A procedure for the identification of ligands bound in crystal structures of macromolecules is described. Two characteristics of the density corresponding to a ligand are used in the identification procedure. One is the correlation of the ligand density with each of a set of test ligands after optimization of the fit of that ligand to the density. The other is the correlation of a fingerprint of the density with the fingerprint of model density for each possible ligand. The fingerprints consist of an ordered list of correlations of each the test ligands with the density. The two characteristics are scored using a Z-score approach in which the correlations are normalized to the mean and standard deviation of correlations found for a variety of mismatched ligand-density pairs, so that the Z scores are related to the probability of observing a particular value of the correlation by chance. The procedure was tested with a set of 200 of the most commonly found ligands in the Protein Data Bank, collectively representing 57% of all ligands in the Protein Data Bank. Using a combination of these two characteristics of ligand density, ranked lists of ligand identifications were made for representative (F(o) - F(c))exp(i(phi)c) difference density from entries in the Protein Data Bank. In 48% of the 200 cases, the correct ligand was at the top of the ranked list of ligands. This approach may be useful in identification of unknown ligands in new macromolecular structures as well as in the identification of which ligands in a mixture have bound to a macromolecule.

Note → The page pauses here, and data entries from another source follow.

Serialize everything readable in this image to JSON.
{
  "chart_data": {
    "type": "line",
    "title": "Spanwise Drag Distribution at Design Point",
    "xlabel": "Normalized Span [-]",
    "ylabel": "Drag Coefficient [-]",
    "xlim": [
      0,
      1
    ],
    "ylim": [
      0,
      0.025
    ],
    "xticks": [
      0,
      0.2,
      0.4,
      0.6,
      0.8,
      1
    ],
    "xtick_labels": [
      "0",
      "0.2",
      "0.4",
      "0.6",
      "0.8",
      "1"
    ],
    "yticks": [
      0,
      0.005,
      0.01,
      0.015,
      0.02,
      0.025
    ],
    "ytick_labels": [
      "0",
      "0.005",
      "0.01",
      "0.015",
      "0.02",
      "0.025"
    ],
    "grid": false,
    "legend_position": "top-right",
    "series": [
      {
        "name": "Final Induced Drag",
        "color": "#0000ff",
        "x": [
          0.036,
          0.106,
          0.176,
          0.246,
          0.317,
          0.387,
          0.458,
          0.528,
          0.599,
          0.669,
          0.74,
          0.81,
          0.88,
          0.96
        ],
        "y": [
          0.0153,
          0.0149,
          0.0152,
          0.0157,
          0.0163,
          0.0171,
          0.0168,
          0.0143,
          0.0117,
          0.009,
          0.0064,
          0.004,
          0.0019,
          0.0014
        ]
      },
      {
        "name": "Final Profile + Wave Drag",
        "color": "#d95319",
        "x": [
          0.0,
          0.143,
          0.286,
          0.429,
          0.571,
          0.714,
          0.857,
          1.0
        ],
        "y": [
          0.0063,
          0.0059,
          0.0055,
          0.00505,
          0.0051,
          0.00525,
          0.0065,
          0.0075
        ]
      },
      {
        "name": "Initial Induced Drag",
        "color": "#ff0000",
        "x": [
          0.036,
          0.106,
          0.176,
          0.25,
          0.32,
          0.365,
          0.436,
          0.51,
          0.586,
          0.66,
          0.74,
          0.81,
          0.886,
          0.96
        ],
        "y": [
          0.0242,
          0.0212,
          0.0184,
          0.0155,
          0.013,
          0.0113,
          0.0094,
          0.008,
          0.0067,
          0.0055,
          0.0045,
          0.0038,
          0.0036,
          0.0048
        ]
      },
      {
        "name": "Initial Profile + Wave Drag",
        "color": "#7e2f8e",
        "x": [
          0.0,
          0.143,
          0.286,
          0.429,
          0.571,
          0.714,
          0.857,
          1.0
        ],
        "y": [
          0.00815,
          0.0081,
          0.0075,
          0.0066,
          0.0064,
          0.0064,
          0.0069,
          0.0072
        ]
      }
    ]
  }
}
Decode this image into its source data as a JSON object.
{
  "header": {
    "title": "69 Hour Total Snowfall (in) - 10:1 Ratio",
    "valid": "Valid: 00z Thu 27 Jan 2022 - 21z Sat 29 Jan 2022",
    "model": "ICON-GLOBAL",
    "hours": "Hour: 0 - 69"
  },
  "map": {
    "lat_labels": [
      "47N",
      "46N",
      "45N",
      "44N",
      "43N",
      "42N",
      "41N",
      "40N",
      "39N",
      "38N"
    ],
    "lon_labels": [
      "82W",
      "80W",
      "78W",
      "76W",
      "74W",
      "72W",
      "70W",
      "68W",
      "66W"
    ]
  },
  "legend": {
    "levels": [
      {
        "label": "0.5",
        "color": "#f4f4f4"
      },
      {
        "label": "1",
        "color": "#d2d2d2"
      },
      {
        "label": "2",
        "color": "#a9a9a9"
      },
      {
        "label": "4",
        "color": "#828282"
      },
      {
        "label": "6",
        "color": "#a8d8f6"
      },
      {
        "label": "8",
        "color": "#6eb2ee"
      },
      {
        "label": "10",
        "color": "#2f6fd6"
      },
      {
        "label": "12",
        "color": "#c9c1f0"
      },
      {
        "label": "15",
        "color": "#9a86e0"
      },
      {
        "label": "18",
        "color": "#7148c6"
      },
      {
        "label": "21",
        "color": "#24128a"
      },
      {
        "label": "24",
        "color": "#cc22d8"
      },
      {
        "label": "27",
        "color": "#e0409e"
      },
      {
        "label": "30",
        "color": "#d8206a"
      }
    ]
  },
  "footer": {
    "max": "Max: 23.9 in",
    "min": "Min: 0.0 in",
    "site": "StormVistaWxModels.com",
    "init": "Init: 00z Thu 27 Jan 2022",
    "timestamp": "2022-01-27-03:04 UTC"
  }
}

本文描述了一种识别与大分子晶体结构结合的配体的方法。在识别过程中使用了与配体相对应的密度的两个特征。一个是在将配体与密度进行拟合优化后,配体密度与一组测试配体中每一个的相关性。另一个是密度指纹与每个可能配体的模型密度指纹的相关性。指纹由每个测试配体与密度的相关性的有序列表组成。使用Z分数方法对这两个特征进行评分,其中相关性被归一化为从各种不匹配的配体-密度对中发现的相关性的均值和标准差,这样Z分数就与偶然观察到特定相关性值的概率相关。该方法用蛋白质数据库中200种最常见的配体进行了测试,这些配体共同代表了蛋白质数据库中所有配体的57%。利用配体密度的这两个特征的组合,针对来自蛋白质数据库条目的代表性(F(o)-F(c))exp(i(phi)c)差值密度,生成了配体识别的排名列表。在200个案例中的48%中,正确的配体在配体排名列表的首位。这种方法可能有助于识别新的大分子结构中的未知配体,以及识别混合物中哪些配体与大分子结合。